While the day before had been calm and hot it seemed as though the wind god's decided to bless Moses Lake with a nice stiff breeze.  Battling murky waters, where you couldn't see you hand as it sliced through water in front of you, and waves that sucked you in I still managed to have one of my fastest swim times so far (though the time is nothing to brag about).  

Bike

This is where it became a challenge for me, or rather a game--a mental game. Due to my weakness in the swim portion of a race the bike and run is usually where I make up all my ground.  Today though the legs where just not responding.  While I was still gaining on people, as well as passing, I could just feel the lack of power and spunk with each peddle stroke.

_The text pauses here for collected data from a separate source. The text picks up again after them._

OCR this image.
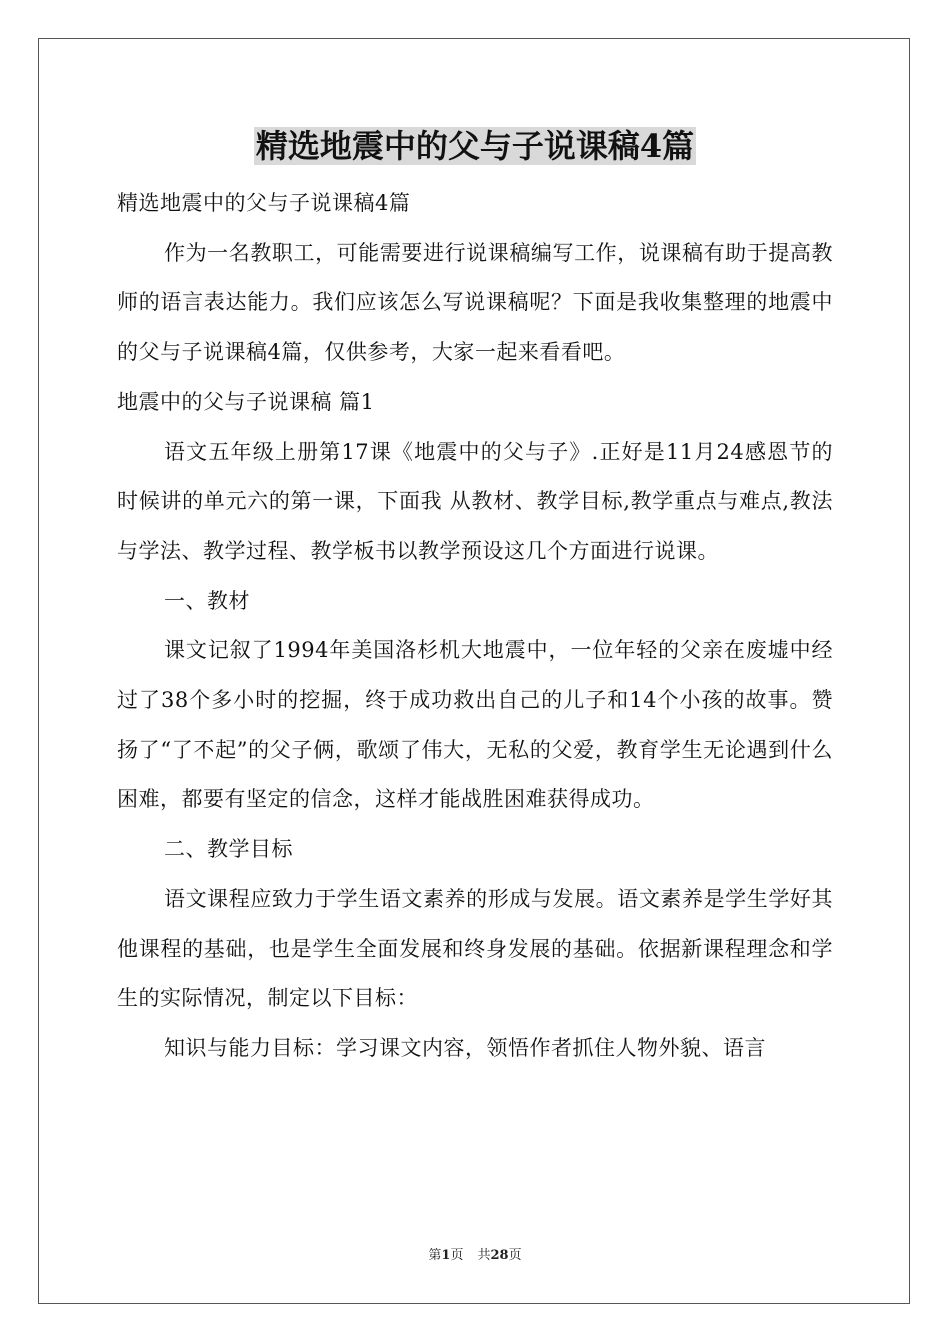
精选地震中的父与子说课稿4篇

精选地震中的父与子说课稿4篇

作为一名教职工，可能需要进行说课稿编写工作，说课稿有助于提高教师的语言表达能力。我们应该怎么写说课稿呢？下面是我收集整理的地震中的父与子说课稿4篇，仅供参考，大家一起来看看吧。

地震中的父与子说课稿 篇1

语文五年级上册第17课《地震中的父与子》.正好是11月24感恩节的时候讲的单元六的第一课，下面我 从教材、教学目标,教学重点与难点,教法与学法、教学过程、教学板书以教学预设这几个方面进行说课。

一、教材

课文记叙了1994年美国洛杉机大地震中，一位年轻的父亲在废墟中经过了38个多小时的挖掘，终于成功救出自己的儿子和14个小孩的故事。赞扬了“了不起”的父子俩，歌颂了伟大，无私的父爱，教育学生无论遇到什么困难，都要有坚定的信念，这样才能战胜困难获得成功。

二、教学目标

语文课程应致力于学生语文素养的形成与发展。语文素养是学生学好其他课程的基础，也是学生全面发展和终身发展的基础。依据新课程理念和学生的实际情况，制定以下目标：

知识与能力目标：学习课文内容，领悟作者抓住人物外貌、语言

第1页 共28页
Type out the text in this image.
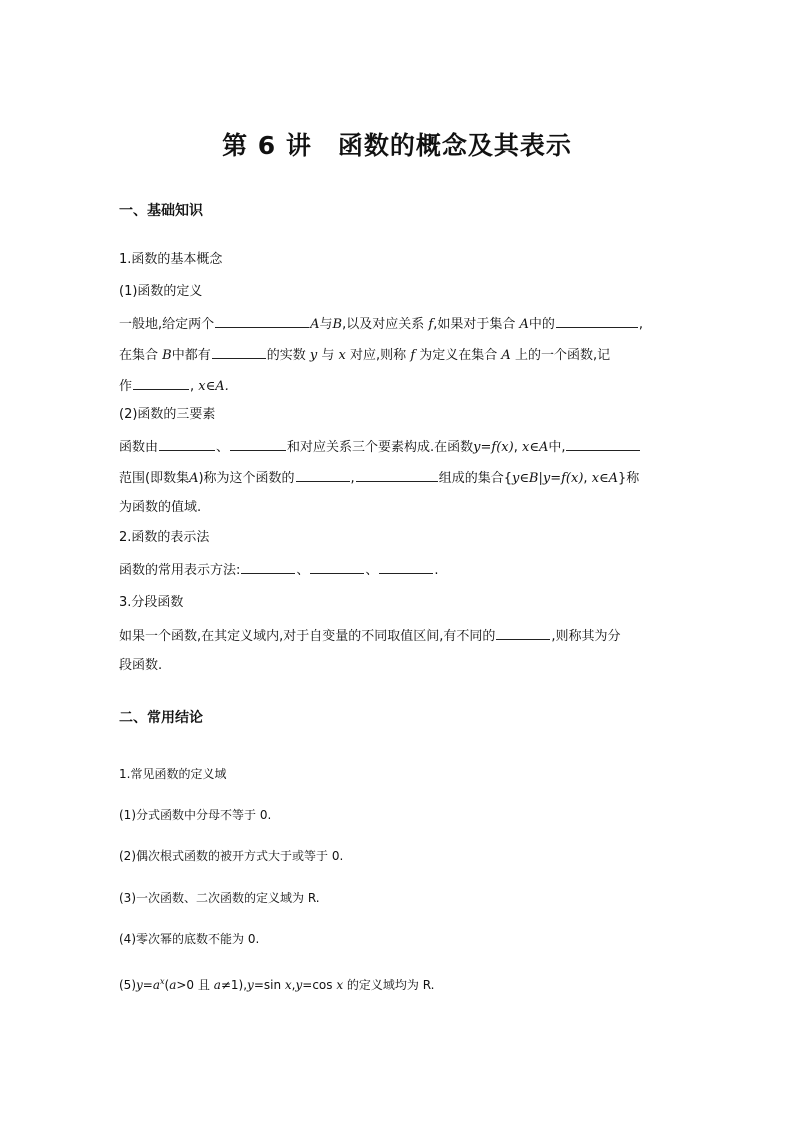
第 6 讲　函数的概念及其表示
一、基础知识
1.函数的基本概念
(1)函数的定义
一般地,给定两个	A与B,以及对应关系 f,如果对于集合 A中的	,
在集合 B中都有	的实数 y 与 x 对应,则称 f 为定义在集合 A 上的一个函数,记
作	, x∈A.
(2)函数的三要素
函数由	、	和对应关系三个要素构成.在函数y=f(x), x∈A中,
范围(即数集A)称为这个函数的	,	组成的集合{y∈B|y=f(x), x∈A}称
为函数的值域.
2.函数的表示法
函数的常用表示方法:	、	、	.
3.分段函数
如果一个函数,在其定义域内,对于自变量的不同取值区间,有不同的	,则称其为分
段函数.
二、常用结论
1.常见函数的定义域
(1)分式函数中分母不等于 0.
(2)偶次根式函数的被开方式大于或等于 0.
(3)一次函数、二次函数的定义域为 R.
(4)零次幂的底数不能为 0.
$(5)y=a^x(a>0$ 且 a≠1),y=sin x,y=cos x 的定义域均为 R.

For the first time a woman passed me on the bike and at that very moment I had a choice to make: 
            1. Give up
            2. Give in to the discomfort
            3. Give it all ya got
Leaving T1 with my bike

As it is not my nature to follow the above choices one and two instinctively my brain started telling me to PUSH IT.  At this point I must say I talked to myself each and every peddle stroke.  While I did not catch the girl that passed me on the bike (I later passed her on the run) I gave it everything I had in order to keep her in my sights.   With each muscle fiber screaming at me to give in I was forced to dig deep into an emotional and mental part of my soul to keep pushing that peddle down. 

Run

Normally, I enter T2 with a purpose and a lot of energy--this time I entered feeling bummed out and like I was getting my ass handed to me.  At this point I must give a huge thanks to Brandon Bowker who's unwavering support and belief in my abilities helped to propel me though the 6.1 mile run.  Changing into my shoes with Brandon giving me race stats and updates reminded me that I am still in it and still a race to finish.  Those first three miles were the least fun I have ever had running, and I am the girl who finishes a 20 miler with a smile on her face.  Everything hurt and my brain started having a harder and harder time telling my muscles to continue firing.  Reaching the half point turn around I realized that I was on track to break the illusive 2 hours and 30 minutes mark
(something I had been striving for all year).  That revelation was the turning
point; mentally, physically, and emotionally something clicked and the power came back.  Negative splitting the last 3 miles I crossed the finish line at 2 hours and 26 minutes giving me a six minute personal best and a 1st Age Group Placing.

Mental Game

Some unknown author said it best:
"If it doesn't challenge you, it doesn't change you."
Having the courage to push past adversity, challenges, and obstacles is what creates change.  Saturday's race was a challenge for me.  I was forced to be a lot more mentally tough, instead of relying on whatever natural ability I have.

It would have been very easy for me to just give in to my legs and coast my way through race but that wouldn't have been who I am.  Choosing to give it everything I had not only paid off in monetary value with me taking 1st but reminded me that I am strong and can do this. 

I learned a lot from this race, even if it was a small venue.  I gained first hand knowledge of how powerful the brain is over the human body. How belief and faith in one's self can make a difference.  That giving it everything you got is 100 times more rewarding than giving in to the pain and just making it through.